So i have a test in stats tomorrow and im trying to work on my study guide but im stuck at this question : Construct a confidence interval for the proportion for each case 90 percent interval 861 out of 2500. please help.
To construct a confidence interval for a proportion, you need to follow a few steps. In this case, you have the following information:
Sample proportion (p̂) = 861/2500
Sample size (n) = 2500
Confidence level (C) = 90%
Now let's calculate the confidence interval using these steps:
1. Determine the critical value: Start by finding the critical value for your desired confidence level. For a 90% confidence level, the critical value can be found using a Z-table or calculator. The critical value is approximately 1.645.
2. Calculate the standard error: The standard error (SE) measures the variability between sample proportions. Use the formula SE = √((p̂(1-p̂))/n) to calculate the standard error. Plugging in the values we have, SE ≈ √((861/2500)(1-861/2500))/2500) ≈ 0.01466.

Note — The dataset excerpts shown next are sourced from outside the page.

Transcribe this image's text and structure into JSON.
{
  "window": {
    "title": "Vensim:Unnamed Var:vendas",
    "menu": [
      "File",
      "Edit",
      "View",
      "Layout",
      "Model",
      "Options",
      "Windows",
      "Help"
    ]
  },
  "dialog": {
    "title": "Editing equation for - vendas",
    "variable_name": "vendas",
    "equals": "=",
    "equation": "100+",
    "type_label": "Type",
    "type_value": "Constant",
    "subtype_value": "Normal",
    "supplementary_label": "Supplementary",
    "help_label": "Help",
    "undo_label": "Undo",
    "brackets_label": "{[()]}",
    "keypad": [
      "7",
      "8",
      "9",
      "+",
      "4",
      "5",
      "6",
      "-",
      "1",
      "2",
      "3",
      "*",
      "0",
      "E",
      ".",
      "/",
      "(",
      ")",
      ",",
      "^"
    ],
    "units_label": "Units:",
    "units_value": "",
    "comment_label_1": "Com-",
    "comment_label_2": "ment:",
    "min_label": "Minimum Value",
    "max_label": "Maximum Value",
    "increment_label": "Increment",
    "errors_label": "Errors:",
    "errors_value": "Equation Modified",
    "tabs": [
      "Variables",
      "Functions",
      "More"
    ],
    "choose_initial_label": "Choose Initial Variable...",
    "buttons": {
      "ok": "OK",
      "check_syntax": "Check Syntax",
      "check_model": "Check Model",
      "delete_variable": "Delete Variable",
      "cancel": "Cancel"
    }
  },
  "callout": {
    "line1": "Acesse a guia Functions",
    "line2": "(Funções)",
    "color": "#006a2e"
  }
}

3. Calculate the margin of error: The margin of error is the range above and below the sample proportion within which the population parameter is likely to fall. The margin of error is calculated by multiplying the critical value by the standard error. In this case, the margin of error ≈ 1.645 * 0.01466 ≈ 0.02409.

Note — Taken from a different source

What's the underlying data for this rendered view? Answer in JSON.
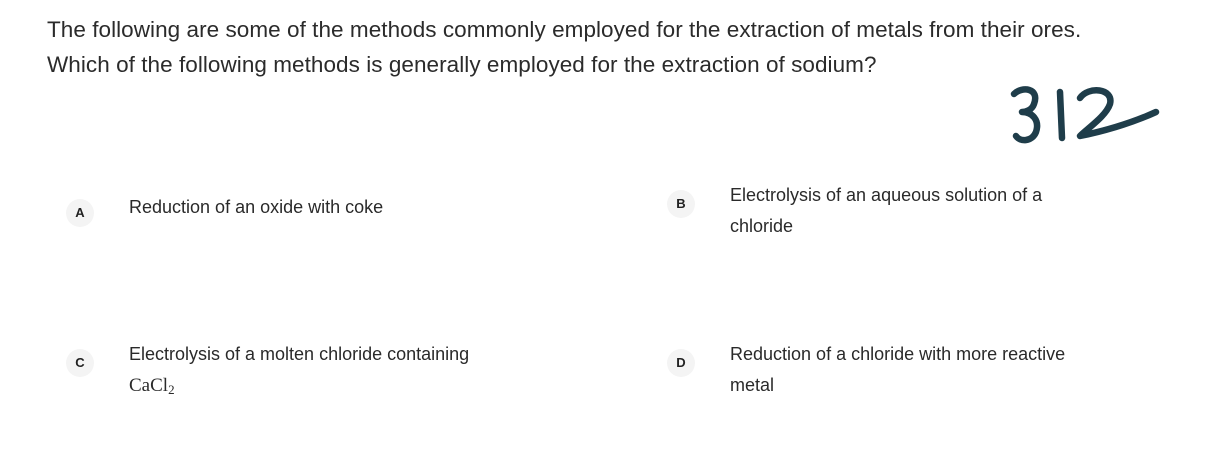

4. Calculate the lower bound and upper bound: To construct the confidence interval, subtract and add the margin of error from the sample proportion. The lower bound is calculated as p̂ - margin of error, and the upper bound is calculated as p̂ + margin of error. In this case, the lower bound ≈ 861/2500 - 0.02409 ≈ 0.3269, and the upper bound ≈ 861/2500 + 0.02409 ≈ 0.3594.
Therefore, the confidence interval for the proportion, with a 90% confidence level, is approximately 0.3269 to 0.3594.
Remember, this is just an explanation of the process. Make sure to double-check your calculations to ensure accuracy.